You're handing a tool access to the things that ship your app, so here's exactly where the lines are. Short version: you stay in control, your secrets stay on your machine, and you own everything.

  • Your signing keys never leave your machine. Your Apple .p8 key, Android keystore, and service-account file stay in your local project. FoxDog tells your agent where to put them and how to verify them — it never uploads, reads, or stores their contents.
  • You own your developer accounts. You create and pay for your own Apple Developer and Google Play accounts. FoxDog never logs into them; it gives you the exact clicks and copy-paste answers, and your agent acts on your machine with your approval.
  • You approve every step. Nothing builds, submits, or uploads without you saying go. FoxDog's conductor walks one step at a time and checks with you before each build, screenshot, store form, and submission.
  • The tool is open and inspectable. The foxdog package is published on npm. It's a thin client: it handles login and proxies your agent to FoxDog's tools — the framework runs server-side behind your account, so there's no opaque blob running on your machine.
  • Authentication is browser-based. npx foxdog login opens a normal browser sign-in; there's no API key to copy, paste, or leak. The device gets a scoped key cached locally in ~/.foxdog, which you can revoke anytime with npx foxdog logout.
  • Your plan stays in control. If your subscription lapses, the connection pauses — FoxDog can't act until you reactivate.

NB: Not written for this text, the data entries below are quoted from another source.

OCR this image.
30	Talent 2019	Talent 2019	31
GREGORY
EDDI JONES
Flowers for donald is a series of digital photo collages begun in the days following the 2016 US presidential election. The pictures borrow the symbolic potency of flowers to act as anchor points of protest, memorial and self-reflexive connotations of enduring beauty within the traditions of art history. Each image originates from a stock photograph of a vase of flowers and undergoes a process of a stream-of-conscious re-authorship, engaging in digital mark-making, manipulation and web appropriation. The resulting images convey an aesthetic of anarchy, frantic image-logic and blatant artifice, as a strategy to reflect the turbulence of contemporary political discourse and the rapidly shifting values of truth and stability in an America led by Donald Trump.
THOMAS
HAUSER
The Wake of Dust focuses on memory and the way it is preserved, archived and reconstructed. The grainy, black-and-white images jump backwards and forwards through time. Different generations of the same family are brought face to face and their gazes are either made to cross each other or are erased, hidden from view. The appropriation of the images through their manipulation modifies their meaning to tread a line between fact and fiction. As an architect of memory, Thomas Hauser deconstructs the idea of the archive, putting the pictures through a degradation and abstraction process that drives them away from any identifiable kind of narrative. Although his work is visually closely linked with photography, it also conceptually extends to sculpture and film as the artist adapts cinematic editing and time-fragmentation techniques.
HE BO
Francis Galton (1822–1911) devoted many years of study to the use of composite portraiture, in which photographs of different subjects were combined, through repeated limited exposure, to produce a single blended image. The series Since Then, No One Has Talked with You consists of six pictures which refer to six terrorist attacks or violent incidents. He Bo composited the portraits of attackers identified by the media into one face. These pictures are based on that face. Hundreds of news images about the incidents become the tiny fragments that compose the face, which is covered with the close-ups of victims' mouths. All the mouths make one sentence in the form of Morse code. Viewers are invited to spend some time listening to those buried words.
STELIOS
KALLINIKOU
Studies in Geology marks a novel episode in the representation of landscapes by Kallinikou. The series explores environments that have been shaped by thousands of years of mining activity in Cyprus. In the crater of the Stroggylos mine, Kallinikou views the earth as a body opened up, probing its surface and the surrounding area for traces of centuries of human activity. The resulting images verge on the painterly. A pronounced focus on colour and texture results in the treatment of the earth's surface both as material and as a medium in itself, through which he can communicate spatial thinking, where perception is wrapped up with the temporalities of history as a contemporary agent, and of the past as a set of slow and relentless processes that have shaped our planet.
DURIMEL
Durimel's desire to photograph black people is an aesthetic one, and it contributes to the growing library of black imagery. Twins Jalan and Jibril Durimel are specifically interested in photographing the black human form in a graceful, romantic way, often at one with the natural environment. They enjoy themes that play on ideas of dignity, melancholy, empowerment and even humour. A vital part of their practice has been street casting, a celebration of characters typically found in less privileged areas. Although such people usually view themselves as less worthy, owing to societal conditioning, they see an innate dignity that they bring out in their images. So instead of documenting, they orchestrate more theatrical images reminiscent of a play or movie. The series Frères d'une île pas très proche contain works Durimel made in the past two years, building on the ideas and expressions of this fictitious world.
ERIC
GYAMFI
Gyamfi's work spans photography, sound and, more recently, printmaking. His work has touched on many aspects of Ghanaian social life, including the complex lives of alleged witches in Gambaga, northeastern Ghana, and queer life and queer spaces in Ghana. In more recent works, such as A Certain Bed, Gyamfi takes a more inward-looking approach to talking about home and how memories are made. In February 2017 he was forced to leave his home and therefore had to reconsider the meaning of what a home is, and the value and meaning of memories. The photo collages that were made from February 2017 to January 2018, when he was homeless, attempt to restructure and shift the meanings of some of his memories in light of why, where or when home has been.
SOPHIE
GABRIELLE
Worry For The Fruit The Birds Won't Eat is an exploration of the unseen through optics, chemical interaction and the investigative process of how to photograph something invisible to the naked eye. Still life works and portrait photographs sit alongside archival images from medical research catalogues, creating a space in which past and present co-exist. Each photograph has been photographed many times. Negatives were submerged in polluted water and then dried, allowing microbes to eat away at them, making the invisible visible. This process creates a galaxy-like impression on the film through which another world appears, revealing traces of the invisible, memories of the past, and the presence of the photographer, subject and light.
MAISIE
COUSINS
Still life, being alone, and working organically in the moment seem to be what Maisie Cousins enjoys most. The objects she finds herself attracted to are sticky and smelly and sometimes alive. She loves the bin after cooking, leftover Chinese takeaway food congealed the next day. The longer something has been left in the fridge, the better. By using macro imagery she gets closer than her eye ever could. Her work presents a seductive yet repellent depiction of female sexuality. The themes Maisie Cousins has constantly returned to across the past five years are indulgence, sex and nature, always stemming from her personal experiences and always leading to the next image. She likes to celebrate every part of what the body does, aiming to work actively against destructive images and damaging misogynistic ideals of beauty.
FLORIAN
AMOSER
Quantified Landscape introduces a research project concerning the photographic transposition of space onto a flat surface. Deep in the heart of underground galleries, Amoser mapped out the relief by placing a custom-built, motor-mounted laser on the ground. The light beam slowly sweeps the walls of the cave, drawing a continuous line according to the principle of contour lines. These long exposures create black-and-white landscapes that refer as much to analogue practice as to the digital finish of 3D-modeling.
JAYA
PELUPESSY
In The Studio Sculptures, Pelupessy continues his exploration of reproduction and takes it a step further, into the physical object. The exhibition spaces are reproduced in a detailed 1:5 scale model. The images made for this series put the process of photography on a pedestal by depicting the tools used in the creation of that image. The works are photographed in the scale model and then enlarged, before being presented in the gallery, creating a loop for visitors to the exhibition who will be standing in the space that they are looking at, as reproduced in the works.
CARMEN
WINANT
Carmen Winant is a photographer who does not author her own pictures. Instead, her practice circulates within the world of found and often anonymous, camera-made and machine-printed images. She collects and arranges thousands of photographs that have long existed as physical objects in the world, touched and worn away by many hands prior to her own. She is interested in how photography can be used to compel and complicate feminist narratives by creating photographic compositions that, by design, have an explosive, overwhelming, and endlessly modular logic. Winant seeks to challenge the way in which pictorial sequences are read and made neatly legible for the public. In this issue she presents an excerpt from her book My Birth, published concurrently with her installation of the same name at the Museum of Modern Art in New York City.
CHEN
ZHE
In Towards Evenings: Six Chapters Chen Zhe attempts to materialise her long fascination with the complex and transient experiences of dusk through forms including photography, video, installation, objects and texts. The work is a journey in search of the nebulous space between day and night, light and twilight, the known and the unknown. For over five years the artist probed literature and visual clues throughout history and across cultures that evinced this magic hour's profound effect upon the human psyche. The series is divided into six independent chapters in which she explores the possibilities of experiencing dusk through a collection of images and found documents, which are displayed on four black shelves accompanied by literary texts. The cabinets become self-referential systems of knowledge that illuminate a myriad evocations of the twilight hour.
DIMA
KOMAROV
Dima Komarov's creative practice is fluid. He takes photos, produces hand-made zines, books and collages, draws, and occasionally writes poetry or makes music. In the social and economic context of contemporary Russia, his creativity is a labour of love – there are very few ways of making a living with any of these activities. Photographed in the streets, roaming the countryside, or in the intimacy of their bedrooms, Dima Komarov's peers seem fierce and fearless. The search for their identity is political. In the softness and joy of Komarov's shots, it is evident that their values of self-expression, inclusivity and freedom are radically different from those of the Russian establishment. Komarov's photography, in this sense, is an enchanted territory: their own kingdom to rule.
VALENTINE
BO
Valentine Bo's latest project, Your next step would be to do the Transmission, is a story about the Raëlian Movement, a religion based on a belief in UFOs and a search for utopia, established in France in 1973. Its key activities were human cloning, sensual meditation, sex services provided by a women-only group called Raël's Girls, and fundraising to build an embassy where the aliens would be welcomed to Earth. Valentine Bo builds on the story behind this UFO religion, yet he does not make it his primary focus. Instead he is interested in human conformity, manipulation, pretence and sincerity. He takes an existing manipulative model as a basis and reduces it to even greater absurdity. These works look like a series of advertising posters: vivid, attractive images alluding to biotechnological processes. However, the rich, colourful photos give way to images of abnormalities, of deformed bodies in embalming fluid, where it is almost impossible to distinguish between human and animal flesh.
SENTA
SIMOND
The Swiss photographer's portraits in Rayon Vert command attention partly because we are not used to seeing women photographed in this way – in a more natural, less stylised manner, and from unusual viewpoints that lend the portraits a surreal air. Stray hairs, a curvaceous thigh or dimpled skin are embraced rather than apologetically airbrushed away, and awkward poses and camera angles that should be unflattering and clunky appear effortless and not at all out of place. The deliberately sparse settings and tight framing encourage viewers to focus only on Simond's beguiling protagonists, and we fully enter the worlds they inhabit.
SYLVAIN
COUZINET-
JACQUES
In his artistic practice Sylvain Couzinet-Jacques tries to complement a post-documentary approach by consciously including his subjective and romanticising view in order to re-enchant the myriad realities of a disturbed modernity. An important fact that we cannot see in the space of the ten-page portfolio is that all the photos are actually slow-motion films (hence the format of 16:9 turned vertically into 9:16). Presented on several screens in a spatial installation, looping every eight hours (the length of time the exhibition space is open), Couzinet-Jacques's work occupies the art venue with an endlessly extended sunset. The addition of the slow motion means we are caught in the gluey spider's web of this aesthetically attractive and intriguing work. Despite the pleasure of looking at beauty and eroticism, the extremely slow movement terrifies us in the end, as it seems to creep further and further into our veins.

If your agent is cautious about connecting an unfamiliar tool, that's healthy — point it here. Everything above is verifiable: the package is public, the keys are local, and you approve each action.

FAQ

Do I need to know how to code?

You need to be able to build your app with an AI agent. FoxDog handles the launch part — you don't need prior app-store experience.

Does FoxDog build my app for me?

No. You build it with your agent. FoxDog does everything after the code: prep, assets, approvals, launch, and feedback.

Do my keys leave my computer?

No. Your signing keys and store credentials stay on your Mac and are used locally. FoxDog never holds them.

How do my users pay me?

Through Apple and Google's in-app payments (which FoxDog wires up). Your FoxDog subscription is separate.